Import JSON data, that is non-standard-compliant

kowisoft · April 8, 2020, 11:01am

Dear KNIMErs,

I recently got access to the Amazon Review dataset and thought it could be quite useful to experiment with data analytics, sentiment analysis etc. (you can request it here: https://nijianmo.github.io/amazon/index.html ). I downloaded the “category: software” subset which only contains approx 500k reviews

However, it seems that this data is NOT compliant to the JSON standard “nomenclature” meaning for example, it does not start with squared brackets “[” and “]”, comma is missing after each line.

Each line then contains several data points that are always there and sometimes there seems to be optional data. In addition, the “separator” comma of course also appears in the review texts.

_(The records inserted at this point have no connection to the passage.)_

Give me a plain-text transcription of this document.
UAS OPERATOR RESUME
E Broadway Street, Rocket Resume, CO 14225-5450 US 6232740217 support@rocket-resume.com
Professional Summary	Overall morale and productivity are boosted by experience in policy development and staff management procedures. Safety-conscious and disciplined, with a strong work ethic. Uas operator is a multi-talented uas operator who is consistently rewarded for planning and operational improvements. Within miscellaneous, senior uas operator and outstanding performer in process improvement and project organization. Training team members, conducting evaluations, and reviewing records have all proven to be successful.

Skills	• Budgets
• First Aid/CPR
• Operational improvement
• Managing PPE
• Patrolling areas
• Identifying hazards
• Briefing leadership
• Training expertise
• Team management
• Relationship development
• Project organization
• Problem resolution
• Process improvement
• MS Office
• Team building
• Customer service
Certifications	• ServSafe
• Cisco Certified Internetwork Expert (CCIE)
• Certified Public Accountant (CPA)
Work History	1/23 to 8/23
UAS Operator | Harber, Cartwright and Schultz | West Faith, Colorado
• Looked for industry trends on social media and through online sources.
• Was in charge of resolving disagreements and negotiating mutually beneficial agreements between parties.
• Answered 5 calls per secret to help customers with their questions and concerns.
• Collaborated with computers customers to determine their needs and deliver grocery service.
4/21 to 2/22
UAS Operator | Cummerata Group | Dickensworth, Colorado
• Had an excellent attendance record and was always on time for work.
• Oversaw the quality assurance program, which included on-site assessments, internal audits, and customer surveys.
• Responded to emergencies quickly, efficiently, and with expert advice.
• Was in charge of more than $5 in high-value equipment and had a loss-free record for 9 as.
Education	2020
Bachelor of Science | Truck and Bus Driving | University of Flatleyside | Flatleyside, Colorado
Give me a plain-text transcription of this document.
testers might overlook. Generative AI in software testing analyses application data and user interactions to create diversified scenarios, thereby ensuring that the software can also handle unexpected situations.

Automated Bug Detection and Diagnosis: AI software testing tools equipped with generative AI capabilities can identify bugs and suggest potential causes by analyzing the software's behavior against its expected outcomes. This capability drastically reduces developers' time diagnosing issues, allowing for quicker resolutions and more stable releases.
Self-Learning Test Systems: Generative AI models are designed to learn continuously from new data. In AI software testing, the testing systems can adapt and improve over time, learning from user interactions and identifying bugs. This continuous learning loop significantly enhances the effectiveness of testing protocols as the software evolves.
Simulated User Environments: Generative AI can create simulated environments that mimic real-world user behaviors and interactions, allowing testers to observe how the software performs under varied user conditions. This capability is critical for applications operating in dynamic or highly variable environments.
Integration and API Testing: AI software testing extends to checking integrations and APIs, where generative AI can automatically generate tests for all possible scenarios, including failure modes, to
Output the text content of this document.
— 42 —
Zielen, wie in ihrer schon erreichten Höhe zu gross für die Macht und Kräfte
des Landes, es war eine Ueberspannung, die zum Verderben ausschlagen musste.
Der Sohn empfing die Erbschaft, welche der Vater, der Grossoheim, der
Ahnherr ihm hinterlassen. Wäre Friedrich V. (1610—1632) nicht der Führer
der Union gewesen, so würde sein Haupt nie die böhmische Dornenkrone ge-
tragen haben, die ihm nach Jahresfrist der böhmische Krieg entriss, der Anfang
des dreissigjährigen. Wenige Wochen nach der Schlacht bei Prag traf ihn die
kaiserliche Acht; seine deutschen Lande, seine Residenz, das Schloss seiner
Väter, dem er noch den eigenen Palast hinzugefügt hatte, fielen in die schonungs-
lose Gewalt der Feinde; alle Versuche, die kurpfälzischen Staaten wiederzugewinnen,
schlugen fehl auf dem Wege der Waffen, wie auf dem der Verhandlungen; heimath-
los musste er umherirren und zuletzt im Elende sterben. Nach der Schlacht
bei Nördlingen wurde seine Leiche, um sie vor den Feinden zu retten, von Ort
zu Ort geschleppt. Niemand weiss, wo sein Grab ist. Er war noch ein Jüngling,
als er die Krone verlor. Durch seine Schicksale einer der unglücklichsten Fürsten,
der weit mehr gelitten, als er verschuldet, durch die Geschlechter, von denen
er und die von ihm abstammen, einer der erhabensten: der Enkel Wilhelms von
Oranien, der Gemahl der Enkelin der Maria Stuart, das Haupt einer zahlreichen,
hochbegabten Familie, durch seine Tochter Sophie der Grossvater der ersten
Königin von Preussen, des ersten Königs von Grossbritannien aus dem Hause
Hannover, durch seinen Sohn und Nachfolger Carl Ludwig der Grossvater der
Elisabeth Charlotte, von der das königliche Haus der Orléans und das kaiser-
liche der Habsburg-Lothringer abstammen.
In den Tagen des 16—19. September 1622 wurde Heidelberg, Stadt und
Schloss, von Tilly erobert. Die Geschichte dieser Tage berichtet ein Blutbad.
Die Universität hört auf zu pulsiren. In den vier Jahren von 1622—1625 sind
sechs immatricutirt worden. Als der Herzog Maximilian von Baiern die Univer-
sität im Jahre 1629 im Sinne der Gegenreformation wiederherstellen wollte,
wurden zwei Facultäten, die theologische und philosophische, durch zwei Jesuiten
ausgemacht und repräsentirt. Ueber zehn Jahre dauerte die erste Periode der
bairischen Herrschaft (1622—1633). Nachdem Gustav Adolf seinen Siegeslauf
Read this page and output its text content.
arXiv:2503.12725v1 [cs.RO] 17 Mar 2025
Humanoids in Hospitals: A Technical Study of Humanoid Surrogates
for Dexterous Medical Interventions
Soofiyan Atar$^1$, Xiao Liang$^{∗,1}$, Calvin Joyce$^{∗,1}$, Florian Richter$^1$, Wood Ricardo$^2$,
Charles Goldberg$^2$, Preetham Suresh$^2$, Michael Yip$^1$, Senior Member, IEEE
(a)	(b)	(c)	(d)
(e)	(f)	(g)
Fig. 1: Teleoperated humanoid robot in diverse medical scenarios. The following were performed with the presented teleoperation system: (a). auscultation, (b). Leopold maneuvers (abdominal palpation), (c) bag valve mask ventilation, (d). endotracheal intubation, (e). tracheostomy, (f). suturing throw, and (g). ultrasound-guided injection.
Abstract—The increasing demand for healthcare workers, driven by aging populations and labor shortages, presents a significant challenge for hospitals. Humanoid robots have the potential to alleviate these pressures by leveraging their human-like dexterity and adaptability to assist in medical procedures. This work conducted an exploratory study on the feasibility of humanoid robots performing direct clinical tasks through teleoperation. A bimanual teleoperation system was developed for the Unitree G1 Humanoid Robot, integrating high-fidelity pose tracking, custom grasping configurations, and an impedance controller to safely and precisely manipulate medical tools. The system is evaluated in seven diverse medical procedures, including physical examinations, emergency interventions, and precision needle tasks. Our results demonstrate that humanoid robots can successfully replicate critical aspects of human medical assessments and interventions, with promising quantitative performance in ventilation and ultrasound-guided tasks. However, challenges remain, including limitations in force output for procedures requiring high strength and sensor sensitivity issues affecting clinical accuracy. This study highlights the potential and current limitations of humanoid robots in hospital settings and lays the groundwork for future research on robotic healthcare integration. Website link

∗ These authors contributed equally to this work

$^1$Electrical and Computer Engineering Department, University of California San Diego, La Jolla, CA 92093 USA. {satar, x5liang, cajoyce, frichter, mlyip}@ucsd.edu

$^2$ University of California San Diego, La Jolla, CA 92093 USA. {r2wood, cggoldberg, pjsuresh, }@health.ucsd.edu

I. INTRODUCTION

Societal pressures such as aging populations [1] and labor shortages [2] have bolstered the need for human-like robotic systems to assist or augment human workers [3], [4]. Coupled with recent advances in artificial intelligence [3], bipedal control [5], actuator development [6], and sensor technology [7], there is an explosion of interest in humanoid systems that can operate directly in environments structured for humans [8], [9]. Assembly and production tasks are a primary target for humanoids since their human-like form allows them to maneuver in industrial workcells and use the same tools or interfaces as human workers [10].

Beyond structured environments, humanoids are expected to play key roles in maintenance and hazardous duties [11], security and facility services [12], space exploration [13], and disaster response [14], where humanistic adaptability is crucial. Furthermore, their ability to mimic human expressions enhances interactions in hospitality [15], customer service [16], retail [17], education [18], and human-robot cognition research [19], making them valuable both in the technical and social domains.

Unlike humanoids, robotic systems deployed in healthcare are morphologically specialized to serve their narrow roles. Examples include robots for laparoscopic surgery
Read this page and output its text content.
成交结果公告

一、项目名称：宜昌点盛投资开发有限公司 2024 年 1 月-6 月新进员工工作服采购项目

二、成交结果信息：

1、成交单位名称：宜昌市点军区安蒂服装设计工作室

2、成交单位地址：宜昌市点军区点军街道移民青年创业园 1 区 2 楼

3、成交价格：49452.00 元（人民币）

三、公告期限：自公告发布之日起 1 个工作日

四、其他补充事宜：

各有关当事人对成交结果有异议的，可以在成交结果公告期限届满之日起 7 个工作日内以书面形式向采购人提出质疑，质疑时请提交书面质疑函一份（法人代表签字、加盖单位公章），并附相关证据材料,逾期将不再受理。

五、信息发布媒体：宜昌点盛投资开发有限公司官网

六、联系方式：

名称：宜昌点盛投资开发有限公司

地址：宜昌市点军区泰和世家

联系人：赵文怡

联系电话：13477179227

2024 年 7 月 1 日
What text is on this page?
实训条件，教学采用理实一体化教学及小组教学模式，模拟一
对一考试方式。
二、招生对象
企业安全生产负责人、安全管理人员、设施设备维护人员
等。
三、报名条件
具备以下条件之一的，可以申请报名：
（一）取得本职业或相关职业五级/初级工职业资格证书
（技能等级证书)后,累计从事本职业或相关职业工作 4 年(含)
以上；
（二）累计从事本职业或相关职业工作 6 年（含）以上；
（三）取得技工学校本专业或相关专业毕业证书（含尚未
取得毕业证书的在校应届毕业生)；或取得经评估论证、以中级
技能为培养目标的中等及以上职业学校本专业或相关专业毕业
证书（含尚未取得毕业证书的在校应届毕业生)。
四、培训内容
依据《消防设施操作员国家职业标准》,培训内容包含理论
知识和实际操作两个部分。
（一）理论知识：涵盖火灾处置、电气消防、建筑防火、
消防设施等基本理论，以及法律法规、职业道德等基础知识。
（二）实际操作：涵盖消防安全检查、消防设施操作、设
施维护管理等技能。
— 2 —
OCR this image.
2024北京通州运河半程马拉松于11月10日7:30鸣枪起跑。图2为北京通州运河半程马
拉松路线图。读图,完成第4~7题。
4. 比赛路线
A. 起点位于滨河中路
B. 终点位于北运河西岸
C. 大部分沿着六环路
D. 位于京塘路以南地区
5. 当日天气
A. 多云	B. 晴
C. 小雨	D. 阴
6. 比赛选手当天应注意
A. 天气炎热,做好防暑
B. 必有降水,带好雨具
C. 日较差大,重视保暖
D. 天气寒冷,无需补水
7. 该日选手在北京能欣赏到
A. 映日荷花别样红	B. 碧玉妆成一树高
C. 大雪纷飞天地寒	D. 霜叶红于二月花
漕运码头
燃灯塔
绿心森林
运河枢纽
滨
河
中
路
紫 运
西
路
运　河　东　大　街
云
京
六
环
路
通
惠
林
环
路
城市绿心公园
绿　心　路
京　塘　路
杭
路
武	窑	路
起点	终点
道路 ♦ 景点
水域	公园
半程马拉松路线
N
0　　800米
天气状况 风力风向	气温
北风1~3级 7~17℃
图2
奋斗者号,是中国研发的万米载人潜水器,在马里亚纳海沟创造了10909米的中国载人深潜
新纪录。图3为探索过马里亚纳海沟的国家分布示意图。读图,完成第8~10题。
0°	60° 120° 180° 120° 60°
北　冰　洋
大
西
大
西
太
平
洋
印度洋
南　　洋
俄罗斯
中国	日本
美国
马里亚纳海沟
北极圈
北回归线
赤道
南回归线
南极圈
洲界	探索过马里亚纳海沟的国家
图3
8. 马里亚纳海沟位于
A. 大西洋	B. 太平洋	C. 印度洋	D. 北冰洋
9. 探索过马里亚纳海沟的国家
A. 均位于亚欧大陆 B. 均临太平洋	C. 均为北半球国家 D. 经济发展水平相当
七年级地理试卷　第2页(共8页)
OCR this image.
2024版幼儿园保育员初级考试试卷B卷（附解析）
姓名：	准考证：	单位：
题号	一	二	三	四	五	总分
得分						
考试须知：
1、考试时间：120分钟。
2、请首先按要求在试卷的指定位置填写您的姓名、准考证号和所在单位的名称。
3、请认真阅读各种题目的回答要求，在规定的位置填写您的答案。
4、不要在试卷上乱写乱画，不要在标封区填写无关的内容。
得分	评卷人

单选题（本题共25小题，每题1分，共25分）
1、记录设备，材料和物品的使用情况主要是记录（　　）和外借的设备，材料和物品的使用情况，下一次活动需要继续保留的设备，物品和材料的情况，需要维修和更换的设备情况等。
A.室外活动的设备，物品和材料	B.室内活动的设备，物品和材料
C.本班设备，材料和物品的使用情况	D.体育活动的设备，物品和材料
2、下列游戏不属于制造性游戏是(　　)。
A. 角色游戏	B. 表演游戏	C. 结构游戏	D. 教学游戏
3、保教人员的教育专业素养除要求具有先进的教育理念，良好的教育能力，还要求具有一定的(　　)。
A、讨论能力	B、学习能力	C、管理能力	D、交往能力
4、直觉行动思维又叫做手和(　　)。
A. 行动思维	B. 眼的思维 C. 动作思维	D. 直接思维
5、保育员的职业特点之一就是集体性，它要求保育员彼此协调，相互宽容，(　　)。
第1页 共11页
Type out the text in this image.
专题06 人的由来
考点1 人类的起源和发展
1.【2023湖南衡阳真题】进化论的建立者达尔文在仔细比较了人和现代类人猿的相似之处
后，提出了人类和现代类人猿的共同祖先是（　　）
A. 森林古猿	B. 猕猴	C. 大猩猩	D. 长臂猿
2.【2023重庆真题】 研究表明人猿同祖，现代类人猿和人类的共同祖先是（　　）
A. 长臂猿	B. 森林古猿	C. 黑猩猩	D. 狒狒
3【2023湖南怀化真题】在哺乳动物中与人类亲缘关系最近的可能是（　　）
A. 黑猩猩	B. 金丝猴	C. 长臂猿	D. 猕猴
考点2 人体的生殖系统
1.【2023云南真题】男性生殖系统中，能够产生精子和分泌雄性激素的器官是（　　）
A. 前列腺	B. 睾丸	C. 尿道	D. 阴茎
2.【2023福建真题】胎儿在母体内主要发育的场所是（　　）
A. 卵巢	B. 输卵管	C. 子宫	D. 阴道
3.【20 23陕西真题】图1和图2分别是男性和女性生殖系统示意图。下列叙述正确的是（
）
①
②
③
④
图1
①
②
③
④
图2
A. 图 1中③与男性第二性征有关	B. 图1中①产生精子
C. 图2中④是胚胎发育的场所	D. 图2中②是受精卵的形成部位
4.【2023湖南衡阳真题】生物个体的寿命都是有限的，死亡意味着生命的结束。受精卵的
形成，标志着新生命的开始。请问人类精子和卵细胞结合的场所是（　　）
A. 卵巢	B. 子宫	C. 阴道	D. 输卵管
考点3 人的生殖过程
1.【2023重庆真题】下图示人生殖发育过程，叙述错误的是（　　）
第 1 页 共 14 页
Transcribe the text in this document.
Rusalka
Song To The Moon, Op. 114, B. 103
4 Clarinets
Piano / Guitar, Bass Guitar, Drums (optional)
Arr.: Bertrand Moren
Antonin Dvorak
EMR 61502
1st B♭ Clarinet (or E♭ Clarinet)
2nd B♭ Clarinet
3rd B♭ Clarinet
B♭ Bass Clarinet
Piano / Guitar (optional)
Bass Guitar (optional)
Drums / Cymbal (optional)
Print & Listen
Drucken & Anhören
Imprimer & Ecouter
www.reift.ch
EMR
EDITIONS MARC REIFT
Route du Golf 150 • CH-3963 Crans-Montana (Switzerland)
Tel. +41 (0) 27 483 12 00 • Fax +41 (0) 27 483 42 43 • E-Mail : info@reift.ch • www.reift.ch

Is there a way to bring this into a manageable KNIME table format?

This is what I tried:

JSON Reader: If I read the json.gz file I get an error message “Execute failed: Illegal character ((CTRL-CHAR, code 31)): only regular white space (\r, \n, \t) is allowed between tokens
at [Source: java.io.BufferedInputStream@2b612f61; line: 1, column: 2]” - researching it I found out, that the input file seems not to be compliant to the JSON standard
Turning it into a CSV: that was just another pain, as it added lots of semicola for the optional columns in the row, where this optional data is not there. I finally get it into a 1 column data table with this approach, but I can’t find a way to extract the content from it.

Any hint, how to proceed?

Thank you in advance!

qqilihq · April 8, 2020, 11:06am

I didn’t download the file, so the following suggestions are only based from my understanding from your post:

As far as I got, each line of the file is a valid JSON object. So you could read the file line-wise to string cells using the Line Reader node. Afterwards you should be able to parse each string cell to a JSON object using the String to JSON node and from there on perform further processing.

Would that work?

– Philipp

kowisoft · April 8, 2020, 11:33am

Whoaaa… @qqilihq

What a lightning fast response and that actually did the trick. I wasn’t aware (or overread) that each line item is a JSON element in itself (sure, this is not the right term, but hey, I’m only starting my data science journey).

It works like a charm

ps: I just discovered how to read your nick name (made me really laugh … )

system · April 15, 2020, 11:33am

This topic was automatically closed 7 days after the last reply. New replies are no longer allowed.